Старый поэт почувствовал некоторое облегчение от того, что с честью предал земле своих несчастных соотечественников.
— Спасибо, сын мой Нурулла, и вам спасибо, братья, за помощь, — сказал он помогавшим ему кизылбашам. — Они ни в чем не виноваты перед вами, эти заблудившиеся в дебрях жизни бедняки.
— Наших тоже четверо погибло, — сказал Фарук-хан, — а восемь человек тяжело ранены.
Махтумкули тяжело вздохнул.
— Если не прекратятся междоусобные распри, многих молодых и сильных ждет погибель, сын мой Нурулла…
Он грустным взглядом обвел свежие холмики земли и пошел в крепость. Его одолевали тревожные мысли. Бог ты мой, хоть бы остальные наши вырвались благополучно, думал он.

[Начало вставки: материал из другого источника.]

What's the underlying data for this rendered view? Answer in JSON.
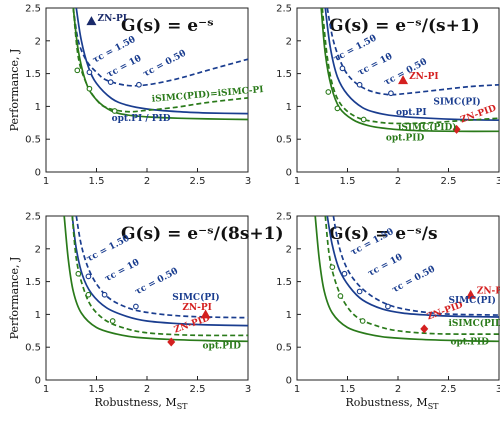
{
  "chart_data": {
    "type": "line",
    "xlabel": "Robustness, M",
    "xlabel_sub": "ST",
    "ylabel": "Performance, J",
    "xlim": [
      1,
      3
    ],
    "ylim": [
      0,
      2.5
    ],
    "xticks": [
      "1",
      "1.5",
      "2",
      "2.5",
      "3"
    ],
    "yticks": [
      "0",
      "0.5",
      "1",
      "1.5",
      "2",
      "2.5"
    ],
    "colors": {
      "pi": "#1a3d8f",
      "pid": "#2a7a1a",
      "zn": "#d42020",
      "znpi_dark": "#1a2a6a"
    },
    "panels": [
      {
        "title": "G(s) = e⁻ˢ",
        "series": [
          {
            "key": "pi",
            "style": "solid",
            "x": [
              1.3,
              1.35,
              1.42,
              1.5,
              1.65,
              1.8,
              2.0,
              2.3,
              2.6,
              3.0
            ],
            "y": [
              2.5,
              2.0,
              1.6,
              1.35,
              1.12,
              1.02,
              0.96,
              0.92,
              0.9,
              0.89
            ]
          },
          {
            "key": "pi",
            "style": "dashed",
            "x": [
              1.27,
              1.32,
              1.4,
              1.5,
              1.6,
              1.8,
              2.0,
              2.3,
              2.6,
              3.0
            ],
            "y": [
              2.5,
              2.0,
              1.7,
              1.52,
              1.4,
              1.32,
              1.33,
              1.42,
              1.55,
              1.72
            ]
          },
          {
            "key": "pid",
            "style": "solid",
            "x": [
              1.27,
              1.32,
              1.4,
              1.5,
              1.65,
              1.8,
              2.0,
              2.3,
              2.6,
              3.0
            ],
            "y": [
              2.5,
              1.85,
              1.35,
              1.1,
              0.93,
              0.87,
              0.84,
              0.82,
              0.81,
              0.8
            ]
          },
          {
            "key": "pid",
            "style": "dashed",
            "x": [
              1.27,
              1.32,
              1.4,
              1.5,
              1.6,
              1.8,
              2.0,
              2.3,
              2.6,
              3.0
            ],
            "y": [
              2.5,
              1.75,
              1.35,
              1.1,
              0.98,
              0.92,
              0.94,
              0.99,
              1.06,
              1.13
            ]
          }
        ],
        "markers": [
          {
            "x": 1.43,
            "y": 1.52,
            "key": "pi"
          },
          {
            "x": 1.64,
            "y": 1.37,
            "key": "pi"
          },
          {
            "x": 1.92,
            "y": 1.33,
            "key": "pi"
          },
          {
            "x": 1.31,
            "y": 1.55,
            "key": "pid"
          },
          {
            "x": 1.43,
            "y": 1.27,
            "key": "pid"
          },
          {
            "x": 1.68,
            "y": 0.93,
            "key": "pid"
          }
        ],
        "zn": {
          "x": 1.45,
          "y": 2.3,
          "color": "znpi_dark"
        },
        "labels": [
          {
            "text": "ZN-PI",
            "x": 1.51,
            "y": 2.3,
            "key": "znpi_dark",
            "rot": 0
          },
          {
            "text": "τc = 1.5θ",
            "x": 1.48,
            "y": 1.66,
            "key": "pi",
            "rot": -28
          },
          {
            "text": "τc = 1θ",
            "x": 1.62,
            "y": 1.44,
            "key": "pi",
            "rot": -28
          },
          {
            "text": "τc = 0.5θ",
            "x": 1.98,
            "y": 1.45,
            "key": "pi",
            "rot": -28
          },
          {
            "text": "iSIMC(PID)=iSIMC-PI",
            "x": 2.05,
            "y": 1.07,
            "key": "pid",
            "rot": -5
          },
          {
            "text": "opt.PI / PID",
            "x": 1.65,
            "y": 0.78,
            "key": "pi",
            "rot": 0
          }
        ]
      },
      {
        "title": "G(s) = e⁻ˢ/(s+1)",
        "series": [
          {
            "key": "pi",
            "style": "solid",
            "x": [
              1.28,
              1.33,
              1.4,
              1.5,
              1.65,
              1.8,
              2.0,
              2.3,
              2.6,
              3.0
            ],
            "y": [
              2.5,
              1.9,
              1.45,
              1.18,
              0.98,
              0.9,
              0.85,
              0.82,
              0.8,
              0.79
            ]
          },
          {
            "key": "pi",
            "style": "dashed",
            "x": [
              1.3,
              1.36,
              1.45,
              1.55,
              1.7,
              1.9,
              2.1,
              2.4,
              2.7,
              3.0
            ],
            "y": [
              2.5,
              2.0,
              1.62,
              1.4,
              1.25,
              1.18,
              1.2,
              1.25,
              1.3,
              1.33
            ]
          },
          {
            "key": "pid",
            "style": "solid",
            "x": [
              1.24,
              1.28,
              1.34,
              1.42,
              1.55,
              1.7,
              1.9,
              2.2,
              2.6,
              3.0
            ],
            "y": [
              2.5,
              1.8,
              1.3,
              0.98,
              0.8,
              0.71,
              0.66,
              0.63,
              0.62,
              0.62
            ]
          },
          {
            "key": "pid",
            "style": "dashed",
            "x": [
              1.25,
              1.3,
              1.36,
              1.45,
              1.6,
              1.8,
              2.0,
              2.3,
              2.6,
              3.0
            ],
            "y": [
              2.5,
              1.75,
              1.28,
              1.0,
              0.83,
              0.76,
              0.74,
              0.75,
              0.78,
              0.82
            ]
          }
        ],
        "markers": [
          {
            "x": 1.45,
            "y": 1.58,
            "key": "pi"
          },
          {
            "x": 1.62,
            "y": 1.33,
            "key": "pi"
          },
          {
            "x": 1.93,
            "y": 1.2,
            "key": "pi"
          },
          {
            "x": 1.31,
            "y": 1.22,
            "key": "pid"
          },
          {
            "x": 1.4,
            "y": 0.97,
            "key": "pid"
          },
          {
            "x": 1.66,
            "y": 0.8,
            "key": "pid"
          }
        ],
        "zn": {
          "x": 2.05,
          "y": 1.4,
          "color": "zn"
        },
        "zn2": {
          "x": 2.58,
          "y": 0.65,
          "color": "zn"
        },
        "labels": [
          {
            "text": "ZN-PI",
            "x": 2.11,
            "y": 1.42,
            "key": "zn",
            "rot": 0
          },
          {
            "text": "ZN-PID",
            "x": 2.63,
            "y": 0.75,
            "key": "zn",
            "rot": -20
          },
          {
            "text": "τc = 1.5θ",
            "x": 1.38,
            "y": 1.68,
            "key": "pi",
            "rot": -28
          },
          {
            "text": "τc = 1θ",
            "x": 1.62,
            "y": 1.47,
            "key": "pi",
            "rot": -28
          },
          {
            "text": "τc = 0.5θ",
            "x": 1.88,
            "y": 1.32,
            "key": "pi",
            "rot": -28
          },
          {
            "text": "SIMC(PI)",
            "x": 2.35,
            "y": 1.03,
            "key": "pi",
            "rot": 0
          },
          {
            "text": "opt.PI",
            "x": 1.98,
            "y": 0.87,
            "key": "pi",
            "rot": 0
          },
          {
            "text": "iSIMC(PID)",
            "x": 2.0,
            "y": 0.64,
            "key": "pid",
            "rot": 0
          },
          {
            "text": "opt.PID",
            "x": 1.88,
            "y": 0.48,
            "key": "pid",
            "rot": 0
          }
        ]
      },
      {
        "title": "G(s) = e⁻ˢ/(8s+1)",
        "series": [
          {
            "key": "pi",
            "style": "solid",
            "x": [
              1.26,
              1.3,
              1.36,
              1.45,
              1.6,
              1.8,
              2.0,
              2.3,
              2.6,
              3.0
            ],
            "y": [
              2.5,
              2.0,
              1.6,
              1.32,
              1.1,
              0.97,
              0.9,
              0.86,
              0.84,
              0.83
            ]
          },
          {
            "key": "pi",
            "style": "dashed",
            "x": [
              1.3,
              1.35,
              1.42,
              1.52,
              1.65,
              1.85,
              2.05,
              2.3,
              2.6,
              3.0
            ],
            "y": [
              2.5,
              2.05,
              1.7,
              1.42,
              1.22,
              1.08,
              1.02,
              0.98,
              0.96,
              0.95
            ]
          },
          {
            "key": "pid",
            "style": "solid",
            "x": [
              1.18,
              1.22,
              1.27,
              1.35,
              1.5,
              1.7,
              1.9,
              2.2,
              2.6,
              3.0
            ],
            "y": [
              2.5,
              1.85,
              1.35,
              1.02,
              0.8,
              0.7,
              0.65,
              0.62,
              0.6,
              0.59
            ]
          },
          {
            "key": "pid",
            "style": "dashed",
            "x": [
              1.26,
              1.3,
              1.36,
              1.45,
              1.6,
              1.8,
              2.0,
              2.3,
              2.6,
              3.0
            ],
            "y": [
              2.5,
              1.85,
              1.45,
              1.12,
              0.9,
              0.78,
              0.72,
              0.69,
              0.68,
              0.68
            ]
          }
        ],
        "markers": [
          {
            "x": 1.42,
            "y": 1.58,
            "key": "pi"
          },
          {
            "x": 1.58,
            "y": 1.3,
            "key": "pi"
          },
          {
            "x": 1.89,
            "y": 1.12,
            "key": "pi"
          },
          {
            "x": 1.32,
            "y": 1.62,
            "key": "pid"
          },
          {
            "x": 1.42,
            "y": 1.3,
            "key": "pid"
          },
          {
            "x": 1.66,
            "y": 0.9,
            "key": "pid"
          }
        ],
        "zn": {
          "x": 2.58,
          "y": 1.0,
          "color": "zn"
        },
        "zn2": {
          "x": 2.24,
          "y": 0.58,
          "color": "zn"
        },
        "labels": [
          {
            "text": "ZN-PI",
            "x": 2.35,
            "y": 1.07,
            "key": "zn",
            "rot": 0
          },
          {
            "text": "ZN-PID",
            "x": 2.28,
            "y": 0.72,
            "key": "zn",
            "rot": -20
          },
          {
            "text": "τc = 1.5θ",
            "x": 1.42,
            "y": 1.8,
            "key": "pi",
            "rot": -28
          },
          {
            "text": "τc = 1θ",
            "x": 1.6,
            "y": 1.5,
            "key": "pi",
            "rot": -28
          },
          {
            "text": "τc = 0.5θ",
            "x": 1.9,
            "y": 1.3,
            "key": "pi",
            "rot": -28
          },
          {
            "text": "SIMC(PI)",
            "x": 2.25,
            "y": 1.22,
            "key": "pi",
            "rot": 0
          },
          {
            "text": "opt.PID",
            "x": 2.55,
            "y": 0.48,
            "key": "pid",
            "rot": 0
          }
        ]
      },
      {
        "title": "G(s) = e⁻ˢ/s",
        "series": [
          {
            "key": "pi",
            "style": "solid",
            "x": [
              1.3,
              1.35,
              1.42,
              1.52,
              1.65,
              1.85,
              2.05,
              2.3,
              2.6,
              3.0
            ],
            "y": [
              2.5,
              2.05,
              1.68,
              1.42,
              1.22,
              1.08,
              1.02,
              0.99,
              0.97,
              0.96
            ]
          },
          {
            "key": "pi",
            "style": "dashed",
            "x": [
              1.36,
              1.41,
              1.48,
              1.58,
              1.72,
              1.9,
              2.1,
              2.35,
              2.6,
              3.0
            ],
            "y": [
              2.5,
              2.08,
              1.75,
              1.5,
              1.3,
              1.15,
              1.07,
              1.02,
              1.0,
              0.99
            ]
          },
          {
            "key": "pid",
            "style": "solid",
            "x": [
              1.18,
              1.22,
              1.27,
              1.35,
              1.5,
              1.7,
              1.9,
              2.2,
              2.6,
              3.0
            ],
            "y": [
              2.5,
              1.85,
              1.35,
              1.02,
              0.8,
              0.7,
              0.65,
              0.62,
              0.6,
              0.59
            ]
          },
          {
            "key": "pid",
            "style": "dashed",
            "x": [
              1.28,
              1.32,
              1.38,
              1.47,
              1.6,
              1.8,
              2.0,
              2.3,
              2.6,
              3.0
            ],
            "y": [
              2.5,
              1.9,
              1.5,
              1.18,
              0.95,
              0.82,
              0.75,
              0.71,
              0.7,
              0.7
            ]
          }
        ],
        "markers": [
          {
            "x": 1.47,
            "y": 1.62,
            "key": "pi"
          },
          {
            "x": 1.62,
            "y": 1.35,
            "key": "pi"
          },
          {
            "x": 1.9,
            "y": 1.12,
            "key": "pi"
          },
          {
            "x": 1.35,
            "y": 1.72,
            "key": "pid"
          },
          {
            "x": 1.43,
            "y": 1.28,
            "key": "pid"
          },
          {
            "x": 1.65,
            "y": 0.9,
            "key": "pid"
          }
        ],
        "zn": {
          "x": 2.72,
          "y": 1.3,
          "color": "zn"
        },
        "zn2": {
          "x": 2.26,
          "y": 0.78,
          "color": "zn"
        },
        "labels": [
          {
            "text": "ZN-PI",
            "x": 2.78,
            "y": 1.32,
            "key": "zn",
            "rot": 0
          },
          {
            "text": "ZN-PID",
            "x": 2.3,
            "y": 0.92,
            "key": "zn",
            "rot": -20
          },
          {
            "text": "τc = 1.5θ",
            "x": 1.55,
            "y": 1.9,
            "key": "pi",
            "rot": -28
          },
          {
            "text": "τc = 1θ",
            "x": 1.72,
            "y": 1.58,
            "key": "pi",
            "rot": -28
          },
          {
            "text": "τc = 0.5θ",
            "x": 1.96,
            "y": 1.33,
            "key": "pi",
            "rot": -28
          },
          {
            "text": "SIMC(PI)",
            "x": 2.5,
            "y": 1.17,
            "key": "pi",
            "rot": 0
          },
          {
            "text": "iSIMC(PID)",
            "x": 2.5,
            "y": 0.82,
            "key": "pid",
            "rot": 0
          },
          {
            "text": "opt.PID",
            "x": 2.52,
            "y": 0.54,
            "key": "pid",
            "rot": 0
          }
        ]
      }
    ]
  }
}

А может, и они полегли где-то бездыханными телами? О бренный и жестокий мир! Даже ползущая в прахе змея не пожирает так жадно своих детей, как пожираешь ты порожденное тобой! Доколе будешь насыщаться?..
И в голове старого поэта, сами собой, стали складываться строки стихов.
Мир, звенящий железом своих когтей, Ты жаднее голодного пса, о мир! Сколько б ты ни стяжал, ты не станешь сытей, Нам для счастья даешь полчаса, о мир! Мир мне шепчет: «Найдешь ты подругу…» — Ложь! «Окажу вам любую услугу…» — Ложь! «День и ночь предавайтесь досугу…» — Ложь! Ты увертливей спиц колеса, о мир! Ткань души отберешь — ей возврата нет, Ей цены, будь хоть в золоте плата, нет; Прав на то, что захватчиком взято, нет, И враждебна твоя нам краса, о мир! [56]56
Перевод М. Тарловского.
Глава девятая
ГДЕ ТЫ, СЧАСТЬЕ?
Около молодого леска, в стороне от тропинки, идущей с гор в сторону Гапланлы, стоял наспех сооруженный шалаш. Сверху он был покрыт конской попоной. Солнечные лучи, пробившись сквозь неплотные ветки, освещали подстилку из травы и мелких ветвей, лежащие на ней саблю и топор, пустой хурджун на стенке шалаша, черный тельпек, уздечку, плеть. В шалаше отдыхал Тархан. Он поглядывал на тропинку. Легкий ветер, несущий с северо-запада ощутимое дыхание зимы, тихо покачивал верхушки деревьев, изредка обрывая пожелтевшие листья и кружа их над землей.
Вот Тархан легко вскочил на ноги, едва не свалив свое шаткое убежище, высунулся из шалаша:
— Лейла-джан, чай еще не закипел?
Неподалеку весело трещал костер, возле которого сидела на корточках Лейла. Она обернулась на голос, ее огромные глаза лучились нежностью.
— Уже закипел!
Тархан присел возле костра, взял в широкие ладони маленькую, нежную руку Лейлы, заглянул в лицо молодой женщины. Лейла стыдливо потупилась.
Тархан улыбнулся.
— Ладно, ты иди, вымой пиалы, а чай я сам заварю.